Raphaël. La Madone à la prairie (1505-1506)
Huile sur bois de peuplier, 113 × 88,5 cm, Kunsthistorisches Museum, Vienne, Autriche.
Image HD sur GOOGLE ARTS & CULTURE
Et sur Kunsthistorisches Museum, Vienne
Contexte historique
En 1504, Raphaël a 21 ans et il s’installe à Florence. Né à Urbino, il vient de Pérouse où il séjournait depuis l’an 1500 comme assistant du Pérugin. A son arrivée à Florence il bénéficie d’une recommandation de l'épouse du duc d'Urbino, Giovanna della Rovere, ce qui lui permettra d’entrer rapidement en contact avec Léonard de Vinci et Michel-Ange.

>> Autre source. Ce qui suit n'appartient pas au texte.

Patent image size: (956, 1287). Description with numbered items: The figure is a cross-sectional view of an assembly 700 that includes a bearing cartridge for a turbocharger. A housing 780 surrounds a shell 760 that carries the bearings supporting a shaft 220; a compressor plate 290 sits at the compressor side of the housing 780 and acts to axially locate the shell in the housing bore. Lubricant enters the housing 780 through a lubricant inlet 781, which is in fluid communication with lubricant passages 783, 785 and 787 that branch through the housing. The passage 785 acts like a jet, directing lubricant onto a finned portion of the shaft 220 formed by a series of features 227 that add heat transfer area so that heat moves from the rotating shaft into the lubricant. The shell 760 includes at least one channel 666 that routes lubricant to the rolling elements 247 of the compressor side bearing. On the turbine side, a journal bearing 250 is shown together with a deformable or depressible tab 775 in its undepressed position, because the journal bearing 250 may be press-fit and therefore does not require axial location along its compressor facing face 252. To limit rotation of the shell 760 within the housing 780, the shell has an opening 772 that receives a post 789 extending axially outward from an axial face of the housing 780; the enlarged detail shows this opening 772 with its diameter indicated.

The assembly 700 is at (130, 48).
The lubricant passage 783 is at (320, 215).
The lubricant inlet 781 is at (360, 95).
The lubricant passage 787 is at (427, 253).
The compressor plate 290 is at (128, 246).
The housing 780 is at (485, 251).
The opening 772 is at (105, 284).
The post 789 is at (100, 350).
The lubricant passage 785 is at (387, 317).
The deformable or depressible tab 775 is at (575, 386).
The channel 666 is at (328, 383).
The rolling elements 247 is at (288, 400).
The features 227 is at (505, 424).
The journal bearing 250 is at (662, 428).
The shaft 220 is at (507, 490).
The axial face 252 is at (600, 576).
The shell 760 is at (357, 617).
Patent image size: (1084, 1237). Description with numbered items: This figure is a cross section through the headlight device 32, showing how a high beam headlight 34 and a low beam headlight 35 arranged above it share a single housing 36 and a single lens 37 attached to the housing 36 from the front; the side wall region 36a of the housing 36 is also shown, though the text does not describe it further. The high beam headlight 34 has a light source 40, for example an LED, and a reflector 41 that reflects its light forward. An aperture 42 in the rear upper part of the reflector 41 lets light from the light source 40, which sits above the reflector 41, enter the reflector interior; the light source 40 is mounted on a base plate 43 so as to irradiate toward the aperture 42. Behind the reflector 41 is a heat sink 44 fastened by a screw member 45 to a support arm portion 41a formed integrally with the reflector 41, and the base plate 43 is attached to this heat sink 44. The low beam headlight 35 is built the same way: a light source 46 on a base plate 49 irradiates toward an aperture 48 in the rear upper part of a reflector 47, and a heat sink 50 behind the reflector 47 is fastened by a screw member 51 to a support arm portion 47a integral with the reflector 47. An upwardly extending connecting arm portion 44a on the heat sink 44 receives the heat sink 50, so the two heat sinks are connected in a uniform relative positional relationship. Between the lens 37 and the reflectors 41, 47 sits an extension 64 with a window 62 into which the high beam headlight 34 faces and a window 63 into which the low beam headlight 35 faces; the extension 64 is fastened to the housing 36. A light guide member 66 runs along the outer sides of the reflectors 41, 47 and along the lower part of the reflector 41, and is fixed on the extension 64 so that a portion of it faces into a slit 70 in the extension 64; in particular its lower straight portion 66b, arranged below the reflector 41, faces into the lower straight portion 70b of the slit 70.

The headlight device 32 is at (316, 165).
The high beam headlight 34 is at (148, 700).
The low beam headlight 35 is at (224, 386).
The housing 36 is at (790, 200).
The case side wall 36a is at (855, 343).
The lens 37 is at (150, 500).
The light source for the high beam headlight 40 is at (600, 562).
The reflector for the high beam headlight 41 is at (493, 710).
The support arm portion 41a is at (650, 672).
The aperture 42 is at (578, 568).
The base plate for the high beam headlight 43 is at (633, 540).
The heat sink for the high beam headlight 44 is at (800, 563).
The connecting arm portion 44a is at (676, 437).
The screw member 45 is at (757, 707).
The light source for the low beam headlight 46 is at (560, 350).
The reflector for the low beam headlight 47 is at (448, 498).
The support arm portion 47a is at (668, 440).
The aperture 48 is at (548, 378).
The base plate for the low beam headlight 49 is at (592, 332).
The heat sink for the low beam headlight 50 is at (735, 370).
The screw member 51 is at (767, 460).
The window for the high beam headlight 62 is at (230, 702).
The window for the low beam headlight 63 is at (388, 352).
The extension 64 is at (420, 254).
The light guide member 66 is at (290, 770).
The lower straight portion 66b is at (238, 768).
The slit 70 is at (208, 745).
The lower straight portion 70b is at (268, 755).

Extrêmement doué, il assimile immédiatement les apports de deux grands maîtres et son style évolue. La période florentine de Raphaël (1504-1508) verra éclore des madones pleines de douceur et d’humanité.
Analyse de l’œuvre
La Madone à la prairie (Madonna del prato) ou Madone du belvédère (Madonna del belvedere) a été peinte pour Taddeo Taddei (1470-1529), un mécène et humaniste italien qui avait accueilli Raphaël dans son palais de Florence, qui existe encore aujourd’hui.
Le thème a déjà été maintes fois représenté, mais Raphaël le renouvelle. La Vierge Marie, Jésus et le jeune Jean-Baptiste, compagnon de jeu du Christ Enfant, apparaissent dans une prairie représentée assez schématiquement. La Vierge, assise et tenant l’Enfant Jésus de ses deux mains, porte sa traditionnelle pèlerine bleue (couleur céleste) et une robe rouge (couleur de la passion du Christ). La sobriété de cette tenue vestimentaire n’est agrémentée que par quelques broderies de fils d’or. A gauche, Jean-Baptiste tient un bâton terminé en croix, accessoire qui lui est traditionnellement dévolu. Jésus tient la croix d’une main, référence explicite à la future crucifixion. La Vierge observe cette scène sereinement mais avec une certaine tristesse dans le regard. Les trois personnages portent une auréole discrète autour de la tête, symbole de sainteté.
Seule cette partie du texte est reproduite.